According to Ferguson, there has also been a noticeable rise in the use of low risk income funds by those corporates that are able to forecast cash flows and do not require same-day access to funds.

“Treasurers are embracing the additional 0.5% that can be earned in such funds which have similar credit risk to money market funds, but require a day’s notice in order to access funds,” he said.


 

Comments
  • simon.stamp.98 - 2012-11-07 13:59

    It is in directors of Companies their 'blood' to invest and expand. If they have the money available and still don't do that, I suppose there will be a very good reason for that!!

      andrez.kolesky - 2012-11-07 14:40

      A very good one at that ...

  • philjoubert - 2012-11-07 15:01

    Did anyone else go \duh\ when reading this headline.\r\n\r\nImagine my shock and horror that companies see their sole purpose as making money in the largest, most efficient way. Imagine that!

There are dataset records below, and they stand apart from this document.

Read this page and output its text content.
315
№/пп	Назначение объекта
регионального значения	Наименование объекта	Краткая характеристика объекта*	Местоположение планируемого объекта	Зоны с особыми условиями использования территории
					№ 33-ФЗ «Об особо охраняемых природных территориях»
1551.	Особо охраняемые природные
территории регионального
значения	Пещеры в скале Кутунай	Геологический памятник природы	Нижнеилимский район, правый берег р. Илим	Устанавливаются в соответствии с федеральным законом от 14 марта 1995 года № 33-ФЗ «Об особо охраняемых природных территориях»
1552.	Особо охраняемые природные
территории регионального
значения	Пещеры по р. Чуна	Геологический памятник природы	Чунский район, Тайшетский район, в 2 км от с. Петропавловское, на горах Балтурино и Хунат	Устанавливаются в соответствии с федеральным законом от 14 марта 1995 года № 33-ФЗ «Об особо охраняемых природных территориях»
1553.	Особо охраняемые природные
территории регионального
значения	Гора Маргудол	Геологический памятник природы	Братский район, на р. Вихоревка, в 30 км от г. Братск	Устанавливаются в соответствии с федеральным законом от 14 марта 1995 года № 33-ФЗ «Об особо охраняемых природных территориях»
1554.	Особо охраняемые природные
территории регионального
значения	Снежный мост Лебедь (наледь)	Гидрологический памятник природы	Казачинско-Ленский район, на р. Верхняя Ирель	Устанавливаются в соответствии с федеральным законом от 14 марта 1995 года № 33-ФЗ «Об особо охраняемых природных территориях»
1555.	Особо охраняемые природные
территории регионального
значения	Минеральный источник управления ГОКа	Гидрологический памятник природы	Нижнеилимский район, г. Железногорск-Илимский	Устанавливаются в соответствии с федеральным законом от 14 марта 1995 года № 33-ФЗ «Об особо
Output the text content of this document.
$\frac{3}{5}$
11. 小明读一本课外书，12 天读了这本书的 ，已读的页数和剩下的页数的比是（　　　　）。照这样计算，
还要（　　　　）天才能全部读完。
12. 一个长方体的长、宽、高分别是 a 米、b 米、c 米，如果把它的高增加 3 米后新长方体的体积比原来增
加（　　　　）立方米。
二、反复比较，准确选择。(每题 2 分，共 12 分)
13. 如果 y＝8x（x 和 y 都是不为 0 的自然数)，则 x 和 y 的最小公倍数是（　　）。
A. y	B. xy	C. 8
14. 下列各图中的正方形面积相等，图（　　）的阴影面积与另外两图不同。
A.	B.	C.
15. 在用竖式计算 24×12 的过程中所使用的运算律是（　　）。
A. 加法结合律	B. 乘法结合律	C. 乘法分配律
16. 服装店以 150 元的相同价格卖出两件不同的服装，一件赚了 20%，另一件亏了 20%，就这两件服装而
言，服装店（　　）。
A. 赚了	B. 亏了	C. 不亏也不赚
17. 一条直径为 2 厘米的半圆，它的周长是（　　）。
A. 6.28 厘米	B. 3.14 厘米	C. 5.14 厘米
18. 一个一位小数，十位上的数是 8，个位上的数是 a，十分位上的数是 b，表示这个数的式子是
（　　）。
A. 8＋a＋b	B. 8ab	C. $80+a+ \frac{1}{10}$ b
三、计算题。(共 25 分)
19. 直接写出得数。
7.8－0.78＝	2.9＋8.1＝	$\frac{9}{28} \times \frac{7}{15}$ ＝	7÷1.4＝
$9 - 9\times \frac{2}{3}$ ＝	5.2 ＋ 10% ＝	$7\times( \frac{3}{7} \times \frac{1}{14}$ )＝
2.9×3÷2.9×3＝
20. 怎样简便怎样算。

  • theMichaelHawthorne - 2012-11-07 15:19

    There is enough to go around twice... yet we are forced to suffer at the rules of the man made monetary system.

      mike.lindsay.7927 - 2012-11-07 17:11

      And the monetary system which isn't man-made is .......... ?

  • Blixum - 2012-11-07 18:20

    Can you imagine what will happen to the economy if all that money gets released and re-invested in the macro-economy?

      wdvilliers - 2012-11-07 19:24

      Well said

      Tshepo Gwamanda - 2012-11-08 06:24

      The economy will expand, there will be more jobs created, there will be more businesses existing as a result a bigger tax revenue for our government which means more service delivery to our people! and the economy continues to grow and everybody is happy! South Africa moves to become a developed economy rather than developing! is this hard to imagine!!!?

  • Tshepo Gwamanda - 2012-11-08 06:18

    This is concerning, i'm an MBA student and they don't teach us this at business schools! The sole purpose for business executives is to realise shareholder value, this is done through acquisitions and mergers or expansions the skill of growing the business. Holding too much cash in the business account is bad for business because you are not capitalising on what we call 'opportunity costs' these are bad executives. i would be bold and call this practice unethical! They don't teach us this at business schools. Are these business executives expecting this country to collapse!!!? then they can move their cash out of the country!! this is the only thing i can think of as a probable cause! either way its concerning.